The rocky roll-out of Obamacare has prompted commentators to attack the president and his team for having three years to plan for the launch and still not getting it right. That's a legitimate critique as problems persist. But the same can be said for an awful lot of reporters doing a very poor job covering Obamacare. They also had three years to prepare themselves to accurately report the story.
So what's their excuse?
The truth is, the Beltway press rarely bothers to explain, let alone cover, public policy any more. With a media model that almost uniformly revolves around the political process of Washington (who's winning, who's losing?), journalists have distanced themselves from the grungy facts of governance, especially in terms of how government programs work and how they affect the citizenry.
But explaining is the job of journalism. It's one of the crucial roles that newsrooms play in a democracy. And in the recent case of Obamacare, the press has failed badly in its role. Worse, it has actively misinformed about the new health law and routinely highlighted consumers unhappy with Obamacare, while ignoring those who praise it.
As Joshua Holland noted at Bill Moyers' website, "lazy stories of 'sticker shock' and cancellations by reporters uninterested in the details of public policy only offer the sensational half of a complicated story, and that's providing a big assist to opponents of the law."
It's part of a troubling trend. Fresh off of blaming both sides for the GOP's wholly-owned, and thoroughly engineered, government shutdown, the press is now botching its Obamacare reporting by omitting key facts and context -- to the delight of Republicans. It's almost like there's a larger newsroom pattern in play.

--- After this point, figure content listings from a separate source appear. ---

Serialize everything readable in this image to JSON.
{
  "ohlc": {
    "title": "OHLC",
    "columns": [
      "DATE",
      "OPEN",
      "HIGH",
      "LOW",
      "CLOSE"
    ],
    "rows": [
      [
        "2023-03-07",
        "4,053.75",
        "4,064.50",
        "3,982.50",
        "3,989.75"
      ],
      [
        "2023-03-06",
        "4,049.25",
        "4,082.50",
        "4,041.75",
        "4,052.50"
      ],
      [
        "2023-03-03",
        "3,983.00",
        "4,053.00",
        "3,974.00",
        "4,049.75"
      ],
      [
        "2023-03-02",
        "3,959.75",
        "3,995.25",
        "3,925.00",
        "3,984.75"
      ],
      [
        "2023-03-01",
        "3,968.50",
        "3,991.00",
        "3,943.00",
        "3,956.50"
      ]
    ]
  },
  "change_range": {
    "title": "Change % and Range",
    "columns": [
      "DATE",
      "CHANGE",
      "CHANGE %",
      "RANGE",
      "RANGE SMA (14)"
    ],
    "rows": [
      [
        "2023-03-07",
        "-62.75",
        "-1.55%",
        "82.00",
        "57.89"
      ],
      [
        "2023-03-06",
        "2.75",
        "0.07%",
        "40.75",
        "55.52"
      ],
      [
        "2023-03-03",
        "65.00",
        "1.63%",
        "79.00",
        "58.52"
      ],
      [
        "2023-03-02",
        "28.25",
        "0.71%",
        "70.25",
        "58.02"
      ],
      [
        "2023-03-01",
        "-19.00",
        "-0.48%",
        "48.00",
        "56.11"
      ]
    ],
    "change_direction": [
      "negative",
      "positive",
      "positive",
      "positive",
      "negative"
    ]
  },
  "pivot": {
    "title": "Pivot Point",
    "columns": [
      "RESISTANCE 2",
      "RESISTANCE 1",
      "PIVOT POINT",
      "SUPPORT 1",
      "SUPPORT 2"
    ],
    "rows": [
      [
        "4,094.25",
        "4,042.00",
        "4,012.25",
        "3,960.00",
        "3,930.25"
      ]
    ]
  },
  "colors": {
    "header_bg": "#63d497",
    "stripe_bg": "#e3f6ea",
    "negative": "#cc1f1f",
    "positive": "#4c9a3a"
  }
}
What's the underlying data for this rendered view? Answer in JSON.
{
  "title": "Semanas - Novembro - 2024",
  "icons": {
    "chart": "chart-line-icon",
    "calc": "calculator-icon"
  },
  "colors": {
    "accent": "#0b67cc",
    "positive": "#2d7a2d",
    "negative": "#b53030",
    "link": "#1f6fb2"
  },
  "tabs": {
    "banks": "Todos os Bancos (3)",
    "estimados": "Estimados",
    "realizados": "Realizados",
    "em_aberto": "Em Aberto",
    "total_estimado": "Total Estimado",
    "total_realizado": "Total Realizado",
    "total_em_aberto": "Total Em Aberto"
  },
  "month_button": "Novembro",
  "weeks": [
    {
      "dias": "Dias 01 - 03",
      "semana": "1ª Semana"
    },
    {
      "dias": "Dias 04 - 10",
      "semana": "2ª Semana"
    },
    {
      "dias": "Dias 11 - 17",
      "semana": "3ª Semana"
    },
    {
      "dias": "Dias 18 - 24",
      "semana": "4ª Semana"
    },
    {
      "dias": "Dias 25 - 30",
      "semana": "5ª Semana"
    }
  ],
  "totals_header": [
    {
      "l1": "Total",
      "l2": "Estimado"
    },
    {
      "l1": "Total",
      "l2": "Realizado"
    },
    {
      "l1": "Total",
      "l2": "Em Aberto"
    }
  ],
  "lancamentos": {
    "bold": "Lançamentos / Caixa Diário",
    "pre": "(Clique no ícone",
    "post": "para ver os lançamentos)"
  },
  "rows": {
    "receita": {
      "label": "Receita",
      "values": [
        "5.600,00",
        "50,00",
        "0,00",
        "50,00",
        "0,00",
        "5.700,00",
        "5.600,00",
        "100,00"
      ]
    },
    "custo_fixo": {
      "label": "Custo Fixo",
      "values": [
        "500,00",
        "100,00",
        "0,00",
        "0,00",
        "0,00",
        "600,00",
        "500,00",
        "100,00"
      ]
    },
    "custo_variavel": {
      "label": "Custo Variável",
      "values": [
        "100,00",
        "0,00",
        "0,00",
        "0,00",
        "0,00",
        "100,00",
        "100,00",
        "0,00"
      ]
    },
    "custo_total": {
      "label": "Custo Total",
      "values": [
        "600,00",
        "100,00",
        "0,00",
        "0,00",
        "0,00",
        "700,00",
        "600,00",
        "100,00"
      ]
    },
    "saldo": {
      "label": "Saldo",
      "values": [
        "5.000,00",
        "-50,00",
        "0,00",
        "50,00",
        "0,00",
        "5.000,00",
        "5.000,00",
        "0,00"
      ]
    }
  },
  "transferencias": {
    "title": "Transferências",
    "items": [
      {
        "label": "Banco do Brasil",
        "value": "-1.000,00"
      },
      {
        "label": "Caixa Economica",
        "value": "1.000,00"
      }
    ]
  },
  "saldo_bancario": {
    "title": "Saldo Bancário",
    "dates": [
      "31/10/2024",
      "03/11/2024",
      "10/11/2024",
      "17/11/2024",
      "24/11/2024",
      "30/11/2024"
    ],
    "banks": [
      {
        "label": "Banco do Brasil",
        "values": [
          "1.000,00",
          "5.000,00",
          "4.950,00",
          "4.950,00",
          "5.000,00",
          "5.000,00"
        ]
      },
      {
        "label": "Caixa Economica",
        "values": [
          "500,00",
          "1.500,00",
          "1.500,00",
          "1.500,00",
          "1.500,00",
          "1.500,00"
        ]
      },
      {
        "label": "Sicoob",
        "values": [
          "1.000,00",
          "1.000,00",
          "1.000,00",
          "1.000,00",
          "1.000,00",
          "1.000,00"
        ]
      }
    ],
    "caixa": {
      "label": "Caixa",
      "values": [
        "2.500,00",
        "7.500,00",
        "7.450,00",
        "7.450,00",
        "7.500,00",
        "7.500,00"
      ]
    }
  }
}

And this week the pattern revolved around trying to scare the hell out of people with deceiving claims about how Obamacare had forced insurance companies to "drop" clients and how millions of Americans had "lost" their coverage.
Not quite.
Insurance companies informed some customers that plans that didn't meet minimum standards required by Obamacare would be phased out. But the part often obscured or downplayed in breathless "cancellation" news reports is that consumers are able to shop for new plans that in many cases are superior to the old ones, and often less expensive (or partially paid for by subsidies). In other words, they're transitioning from one plan to another.